What I’m trying to say is that the brain trains itself based on our habits. So if we teach it to switch off, it doesn’t fix itself unless we change our habits. And life is already hard enough without having to train our brain. That being said, I worked hard to be somewhat intelligent, taking it away for ease seems counterintuitive.
The need for old fashioned things
I know it’s old school. Like keeping paper journals to look back at years later. Like considering printing your Substack posts and putting into a little book (some of you are so talented you should do this, you’re worth reading in paperback..nay hardcover!).
Yes I am behind the curve, yes I am not on the frontline of innovation.
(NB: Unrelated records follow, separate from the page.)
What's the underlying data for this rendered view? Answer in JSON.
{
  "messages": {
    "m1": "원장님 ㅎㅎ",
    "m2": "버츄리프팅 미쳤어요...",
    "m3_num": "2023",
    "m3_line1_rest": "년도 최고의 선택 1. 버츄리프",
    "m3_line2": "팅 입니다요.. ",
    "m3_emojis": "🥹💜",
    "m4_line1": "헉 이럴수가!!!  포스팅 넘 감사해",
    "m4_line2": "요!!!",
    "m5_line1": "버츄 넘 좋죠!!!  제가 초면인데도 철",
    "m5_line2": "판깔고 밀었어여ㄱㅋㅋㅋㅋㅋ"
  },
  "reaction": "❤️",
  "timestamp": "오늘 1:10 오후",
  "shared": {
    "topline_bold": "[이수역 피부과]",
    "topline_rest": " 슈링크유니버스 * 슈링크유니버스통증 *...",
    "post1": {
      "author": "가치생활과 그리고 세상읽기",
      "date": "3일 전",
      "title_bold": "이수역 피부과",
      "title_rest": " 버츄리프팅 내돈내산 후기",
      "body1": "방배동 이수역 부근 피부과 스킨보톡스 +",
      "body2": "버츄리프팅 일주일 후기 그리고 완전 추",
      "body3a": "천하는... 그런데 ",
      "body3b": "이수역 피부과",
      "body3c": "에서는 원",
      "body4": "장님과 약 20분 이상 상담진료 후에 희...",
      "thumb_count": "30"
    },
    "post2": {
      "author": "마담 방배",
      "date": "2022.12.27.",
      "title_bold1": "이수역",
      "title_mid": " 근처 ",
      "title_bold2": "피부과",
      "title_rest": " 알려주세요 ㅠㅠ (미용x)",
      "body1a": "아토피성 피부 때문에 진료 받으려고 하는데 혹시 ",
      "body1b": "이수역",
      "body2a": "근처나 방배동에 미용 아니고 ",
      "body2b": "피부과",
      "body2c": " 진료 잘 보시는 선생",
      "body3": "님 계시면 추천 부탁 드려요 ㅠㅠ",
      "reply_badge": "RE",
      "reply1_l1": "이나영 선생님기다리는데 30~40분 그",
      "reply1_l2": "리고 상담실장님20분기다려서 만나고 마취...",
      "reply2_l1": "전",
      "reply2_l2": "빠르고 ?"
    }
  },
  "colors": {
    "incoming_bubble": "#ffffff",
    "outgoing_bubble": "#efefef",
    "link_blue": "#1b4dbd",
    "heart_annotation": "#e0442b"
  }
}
But currently it has no impact on me. AI is unlikely to take my job (apologies to Hollywood, but entertainment must be done by humans for humans otherwise it’s inauthentic). Sure, AI is likely to take over the world, but at least it won’t see me as a threat, it’ll probably send me to AI therapy…especially if it reads my Substack posts.
What do you think? Are you an AI person? Are you not?
I like the meditation on what we lose when we give an automatic YES to convienience. I would take it even farther: live without using electricity for a day (or week, or season) Back in the 1800's everyone did it./// Afew years ago a hurricane caused a power outage in our town. The air was scented with pine from broken limbs everywhere. Five neighbors on our street gathered together for an impromptu candle lit meal.
Our house had a gas stove and we cooked a huge pot of pasta (gathered from multi-households, crazy array of shapes). We assembled in the house with the largest livingroom. And ate and laughed and told stories and heard our highschool girls sing together ( a first for most of us)
The devices we use send us into isolation, setting them down can open us up into a more convivial world.
Of course, I'm a fine one to talk, as I bang this out on my laptop!
Hi Ruby. I share your vigilance about sustaining brain capacity and AI's negative impact on cognitive abilities and creativity.